I am in the exact place. I don't know how to cope...move on. How long have you known this soul mate?

Have you let them know how you feel? Or because they are with someone, you backed away? Do you still talk to them?

How the hell do you cope?

Does he show he feels the same way? And if he's taken, do you assume if he stays with her, he probably doesn't feel the same way?
 Quoting: Anonymous Coward 24512322



I have known him a little over two years. He is my best friend. We talk all the time. He has been there for me for every obstacle and every problem in this time period.

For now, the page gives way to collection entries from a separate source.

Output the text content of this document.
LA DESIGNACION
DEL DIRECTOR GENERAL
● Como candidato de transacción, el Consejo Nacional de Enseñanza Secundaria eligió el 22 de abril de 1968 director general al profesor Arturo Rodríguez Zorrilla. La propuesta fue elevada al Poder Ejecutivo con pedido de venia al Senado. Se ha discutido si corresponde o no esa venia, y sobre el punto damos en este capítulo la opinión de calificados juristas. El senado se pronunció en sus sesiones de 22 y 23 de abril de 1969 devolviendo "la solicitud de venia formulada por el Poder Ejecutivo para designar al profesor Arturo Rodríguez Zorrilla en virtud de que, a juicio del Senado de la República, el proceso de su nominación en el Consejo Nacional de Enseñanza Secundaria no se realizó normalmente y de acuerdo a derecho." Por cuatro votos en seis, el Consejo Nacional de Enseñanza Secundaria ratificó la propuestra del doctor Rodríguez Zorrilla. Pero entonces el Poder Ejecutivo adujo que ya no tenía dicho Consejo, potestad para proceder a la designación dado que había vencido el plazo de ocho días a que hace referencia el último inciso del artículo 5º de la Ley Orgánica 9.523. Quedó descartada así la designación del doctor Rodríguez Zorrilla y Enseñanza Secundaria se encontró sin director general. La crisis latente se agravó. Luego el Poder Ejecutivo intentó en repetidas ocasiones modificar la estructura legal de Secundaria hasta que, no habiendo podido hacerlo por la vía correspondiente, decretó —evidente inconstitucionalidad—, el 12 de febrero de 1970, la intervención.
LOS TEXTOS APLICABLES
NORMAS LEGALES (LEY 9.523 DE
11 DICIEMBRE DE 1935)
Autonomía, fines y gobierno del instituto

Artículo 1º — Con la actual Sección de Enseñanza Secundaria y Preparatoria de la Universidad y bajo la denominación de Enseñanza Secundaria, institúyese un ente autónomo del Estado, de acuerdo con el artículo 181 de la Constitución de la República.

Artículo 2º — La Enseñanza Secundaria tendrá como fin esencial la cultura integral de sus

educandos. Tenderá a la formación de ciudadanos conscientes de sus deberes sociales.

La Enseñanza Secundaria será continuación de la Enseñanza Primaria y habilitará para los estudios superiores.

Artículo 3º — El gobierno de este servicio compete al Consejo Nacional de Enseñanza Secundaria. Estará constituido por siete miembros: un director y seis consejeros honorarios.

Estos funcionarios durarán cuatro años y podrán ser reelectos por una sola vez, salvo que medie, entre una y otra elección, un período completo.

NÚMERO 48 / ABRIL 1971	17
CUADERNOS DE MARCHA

I do not know what I would do without him. I told him how I felt and then backed off. I didn't want the friendship to be under false pretenses. I stopped talking to him for well over a week and he contacted me because he missed our friendship.

I do not know how he feels. He isn't the "emotional" type. I honestly don't ask questions that I may not like to hear the answers to. Therefore, I accept the boundaries and wish for what may be. Maybe someday.
 Quoting: NothingFancy


Is regret or rejection better to live with?

That's the question I deal with.

I posted another thread on how to move on from a soul connection, and it seems like it impossible at the moment.

As someone else respond, accepting "What Is" is a VERY hard.

And not being able to tell him how I feel kills me. I feel like if he rejects me, I can move on. But since he's a taken man, I feel like it's wrong to even tell him.
 Quoting: Anonymous Coward 24512322


In my case, I am able to tell how I feel, but that doesn't help... she feels the same way (she said once she felt we were like one soul) but just chooses not to do anything with those feelings. It's 18 years ago since I first met her (which was accompanied by a shock, and an immediate recognition on both sides).